Now that we have a model that estimates the probability distribution (or propensity scores) of a patient being readmitted, we can observe this distribution. See below a plot of the probability distrbutions comparing those who had a primary diagnosis of Diabetes and those who did not. We can clearly see that there is a log-normal probability distribution for each and where the median diabetic patient has a higher probability of readmit (47.6% compared to 41.2%) (see table below the plot)

Check it out:

Show the code
cbind(df_features, tibble(fit5$fitted.values)) %>% 
  rename(fitted_prob = `fit5$fitted.values`) %>%
mutate(diag_1 = ifelse(diag_1 == 1,'Diabetes','Non-Diabetes')) %>%
ggplot(aes(x=fitted_prob, color = as.factor(diag_1), fill = as.factor(diag_1)))+
geom_density(alpha = 0.25) +
theme_minimal()+
scale_fill_discrete(name = "Type of Diagnosis")+
guides(color="none")+
xlab('Predicted Probabilities of Readmit')+
ylab('')+
ggtitle('Densities of Probability Distributions by Type of Diagnosis')

Q3: On what groups of patients should the hospital focus their follow-up efforts to better monitor patients with a high probability of readmission?

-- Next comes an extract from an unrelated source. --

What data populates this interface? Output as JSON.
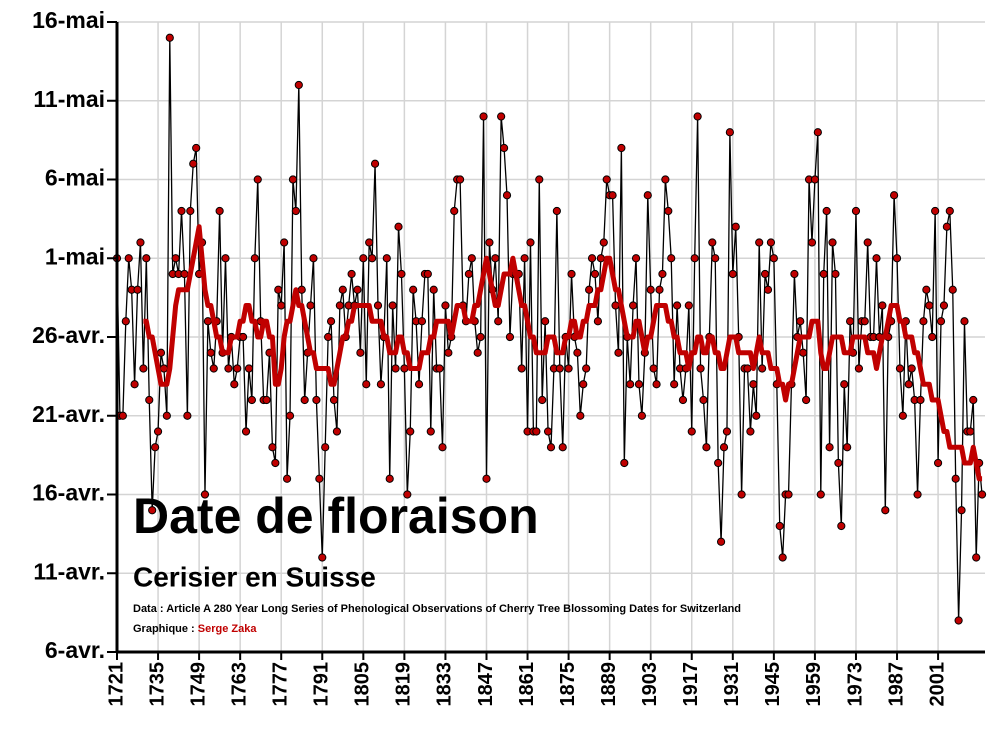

We can see which groups have the largest, positive effect on readmissions by making a table of the coefficients. I also provide the probabily of readmission by group using a log odds- probability converter function. This “probitizes” the logistic regression results.

Show the code
# make function for converting log odds to probabilities
 logit2prob <- function(logit){
   odds <- exp(logit)
   prob <- odds / (1 + odds)
   return(prob)
 }
 
 # table getting the top coefficients, those groups that have the highest effect on readmission
 summary(fit5)$coefficients %>% 
   as.data.frame() %>%
   mutate(z = round(abs(`z value`),3)) %>% 
   filter(z >= 1.96, Estimate >0 ) %>% 
   rownames_to_column(var = 'Coefficient Name') %>% 
   tibble() %>% 
   arrange(Estimate %>% desc()) %>% 
   mutate(`Probitized Estimate` = round(logit2prob(Estimate),3),
          Estimate = round(Estimate,3),
          `Std. Error` = round(`Std. Error`,3),
          `z value` = round(`z value`,3),
          `Pr(>|z|)` = round(`Pr(>|z|)`,3)) %>% 
select(-z) %>%
   paged_table()

We can clearly see which groups are more likely to be readmitted. These are previous inpatient, outpatient and emergency encounters, diabetes related tests, and a primary diagnosis of diabetes tend to place the patient at a higher risk of readmittance.

Now that we understand what groups are more likely to be readmitted, I’d like the hospital to have the tools to determine which of their current patients have a higher probability of readmit. Using the estimated parameters on each of the covariates,the hospital can input the observables of the patient and output the probability for each patient. You can now focus your follow-up efforts on those who need it the most!

Further, I extended the model to include all types of diagnoses, not just Diabetes and non-Diabetes.

Check out the Shiny App here

Wrapping Up

Wrapping up, we now know what the most common diagnoses are, who are more likely to be readmitted, and what variables lead to higher readmission rates. I also provided a Shiny App that helps the hospital, in real time, determine who needs to be flagged for follow-up and who not to worry about. We also went over some modeling details and concluded that the logistic regression is the best approach for this use case – though provided two other approaches the other might find useful for better estimation of the readmission probabilities. Overall, the hospital now has a actionable information and a cool new Shiny App!